The garage’s window is obscured by a giant political sign, something that Simon agreed to put in our yard and never did. I carefully set it on the ground and push it beneath my car, the slide of cardboard against concrete too loud for my sensitive ears. I work the tennis shoe on my left foot, then pick up the right, not bothering with laces, my feet easily slipping into the size eleven Adidas. Gripping the edge of the counter, I heft myself up, my butt working its way onto the wooden surface. I swing my feet up and kneel, fumbling at the window’s lock. I get it undone and grip the sill, struggling to get the window up, the open rectangle barely enough to fit through.

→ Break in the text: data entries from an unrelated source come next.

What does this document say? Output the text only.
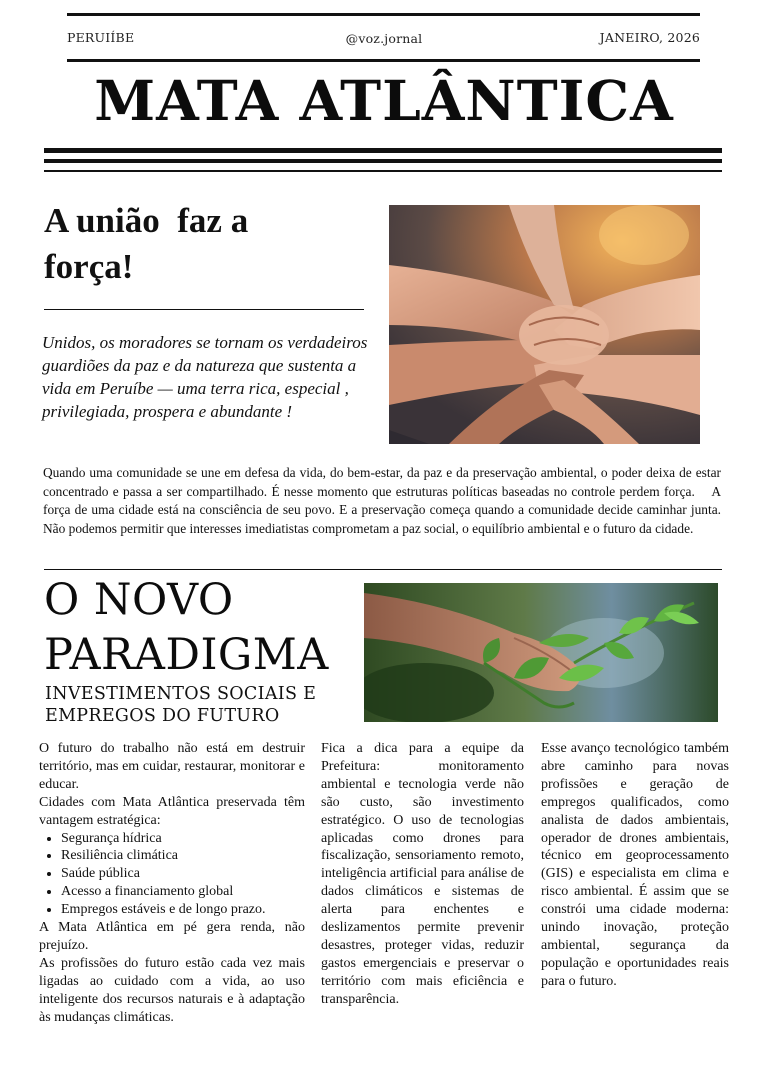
PERUIÍBE	@voz.jornal	JANEIRO, 2026
MATA ATLÂNTICA
A união  faz a
força!
Unidos, os moradores se tornam os verdadeiros guardiões da paz e da natureza que sustenta a vida em Peruíbe — uma terra rica, especial , privilegiada, prospera e abundante !
Quando uma comunidade se une em defesa da vida, do bem-estar, da paz e da preservação ambiental, o poder deixa de estar concentrado e passa a ser compartilhado. É nesse momento que estruturas políticas baseadas no controle perdem força.    A força de uma cidade está na consciência de seu povo. E a preservação começa quando a comunidade decide caminhar junta. Não podemos permitir que interesses imediatistas comprometam a paz social, o equilíbrio ambiental e o futuro da cidade.
O NOVO
PARADIGMA
INVESTIMENTOS SOCIAIS E
EMPREGOS DO FUTURO

O futuro do trabalho não está em destruir território, mas em cuidar, restaurar, monitorar e educar.

Cidades com Mata Atlântica preservada têm vantagem estratégica:

• Segurança hídrica
• Resiliência climática
• Saúde pública
• Acesso a financiamento global
• Empregos estáveis e de longo prazo.

A Mata Atlântica em pé gera renda, não prejuízo.

As profissões do futuro estão cada vez mais ligadas ao cuidado com a vida, ao uso inteligente dos recursos naturais e à adaptação às mudanças climáticas.

Fica a dica para a equipe da Prefeitura: monitoramento ambiental e tecnologia verde não são custo, são investimento estratégico. O uso de tecnologias aplicadas como drones para fiscalização, sensoriamento remoto, inteligência artificial para análise de dados climáticos e sistemas de alerta para enchentes e deslizamentos permite prevenir desastres, proteger vidas, reduzir gastos emergenciais e preservar o território com mais eficiência e transparência.

Esse avanço tecnológico também abre caminho para novas profissões e geração de empregos qualificados, como analista de dados ambientais, operador de drones ambientais, técnico em geoprocessamento (GIS) e especialista em clima e risco ambiental. É assim que se constrói uma cidade moderna: unindo inovação, proteção ambiental, segurança da população e oportunidades reais para o futuro.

It is enough. I push my feet through, then work my hips out, my body awkwardly bending back as I slide out of the window, my back scraping painfully against the metal sill. I land awkwardly, one tennis shoe stumbling over a rolled up hose, and I hold out my hands in an ungraceful attempt to find my footing. There. I straighten and step toward the brick, hugging the side of the garage, and staying out of sight. Looking up at the open window, I realize it’s too high for me to close. It doesn’t matter. I move forward, my back brushing against the brick, and round the side of the house. I consider the road, then discard it, my alibi dependent on no one seeing my guilty dash from the house.

I turn and run, as quickly and as quietly as I can, into the woods behind our home.





I am not an athlete, never have been. Now, I stagger through backyards and side roads, my arms as exhausted as my legs, the mere act of swinging them somehow tiring. When the first cramp comes, it feels like a knife and I stop, pressing a hand into the spot, my chest heaving, legs shaky with fatigue. I start again and, at some point, realize I’ve gone the wrong way, my shortcut leading me into a gated community I can’t get out of, and I attempt to scale a fence before I realize that I will have to backtrack, just to get around the brick fence.

Bethany is the only thing that gets me through it. Soon, I will have her in my arms. Soon, everything will be okay.

I jog when I can, and walk the rest of the time, moving as fast as I can manage, my feet flopping around in Simon’s big shoes, a blister forming on the bridge of my foot. I practice the lines of my story, the tone of my voice, the look on my face when I see my mother. “You’re always telling me to exercise more. I decided to jog over. Do you feel up to an early dinner? You could drop Bethany and me at the house afterward.” She will ask questions, she always does. She will smile and agree but there will be an edge of irritation. She will get on to me for forgetting my wallet and my cell. She will go into all of the things that could have happened, and how I can’t, I just simply can’t, be so absentminded. Not when I am a mother, and have Bethany to think of. She will rattle on and on about stupid possibilities, her voice growing more superior, more condescending, more frustrating. None of it will matter. I’ll have Bethany back and be just days away from a new life, one far away from her judgments and admonishments. I inhale deeply and imagine the smell of Bethany, the soft skin of her cheek, the curl of her hair. I am almost there, just blocks away from never letting her out of my sight.

Just ahead of me, Mom’s house, the edge of her white picket fence. Maybe Bethany will be in the front yard. I force myself forward, the ache in my side flaring, and round the street corner, rising on my toes to see as much of Mother’s house as possible.

Yes. There is a light on in the kitchen, a glow of gold in the fall of dusk. I manage to jog, my feet dragging along the concrete, a squirrel darting across my path. A car approaches, and I wait for it, cutting across the road as soon as it rolls past. I let myself in the gate and climb the front steps, trying the door. It is locked, and I reach out, pressing on the doorbell. She has to be home. I try to calculate how much time has passed since she picked Bethany up. An hour and a half? Two?